The Fossil Energy and CO2 Emissions Budget for the Barnyard Operations of Livestock Farms in Canada


  •  James Dyer    
  •  Xavier Verge    
  •  Raymond Desjardins    
  •  Devon Worth    

Abstract

This paper describes fossil fuel energy use for on-farm transportation, heating of farm buildings, electricity generation, machinery supply and the spreading of manure. These four terms describe the barnyard energy budget. Calculations for this energy budget were driven by population data for beef and dairy cattle, hogs and poultry in Canada. Prior to comparing this energy budget for 2001 and 2011, the year-to-year trends from 1990 to 2014 were analysed.

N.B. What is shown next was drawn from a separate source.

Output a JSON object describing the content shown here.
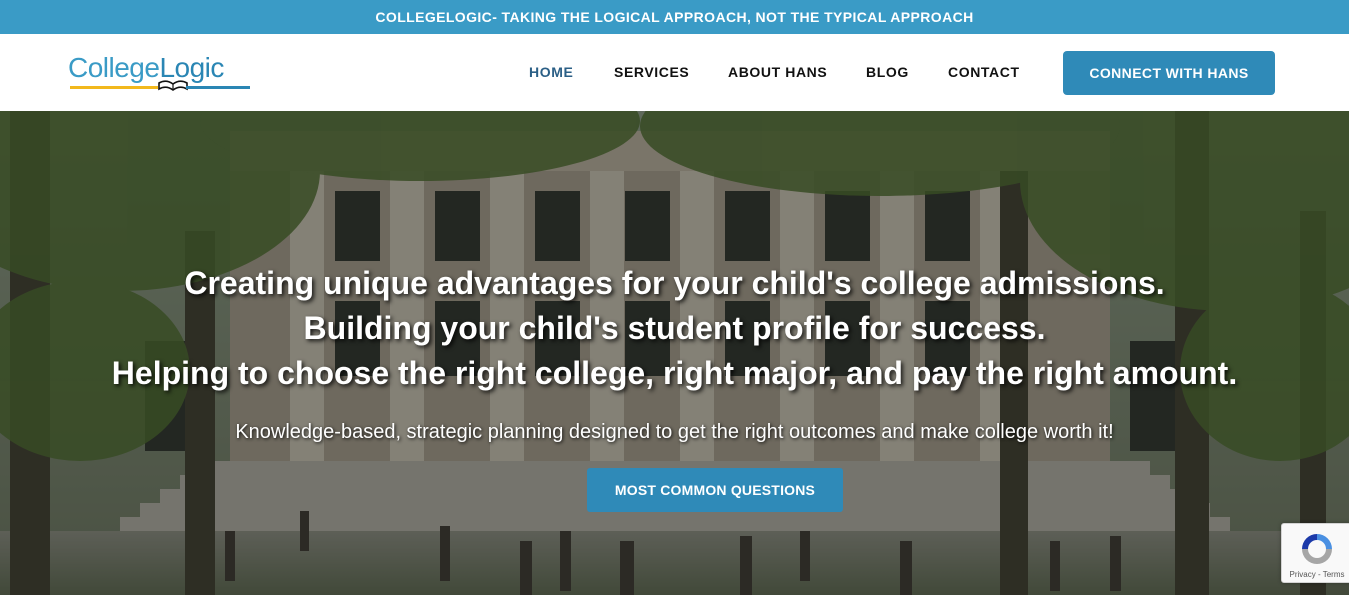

The declines in all livestock populations, except poultry, between 2001 and 2011 reduced the size of the Canadian barnyard energy budget from 25 PJ to 22 PJ. The resulting change in the fossil CO2 emissions between 2001 and 2011 was from 1.62 MtCO2 to 1.36 MtCO2. A sensitivity analysis based on future elimination of coal for generating electricity, introduction of electric pickup trucks (e-pickups) and increased use of electric heat, reduced fossil CO2 emissions during 2011 from dairy farms by 29%, beef farms by 24%, hog farms by 19% and poultry by 13%. The most affected provinces by this test were Alberta and Saskatchewan because of the heavy dependence on coal in electricity generation in these two provinces. This scenario test suggests a Canada-wide potential reduction of 0.30 MtCO2. A second sensitivity test based on a Canada-wide 20% reallocation of protein production from beef to pork revealed a very modest potential to actually reduce barnyard fossil CO2 emissions by 0.09 MtCO2 for Canada.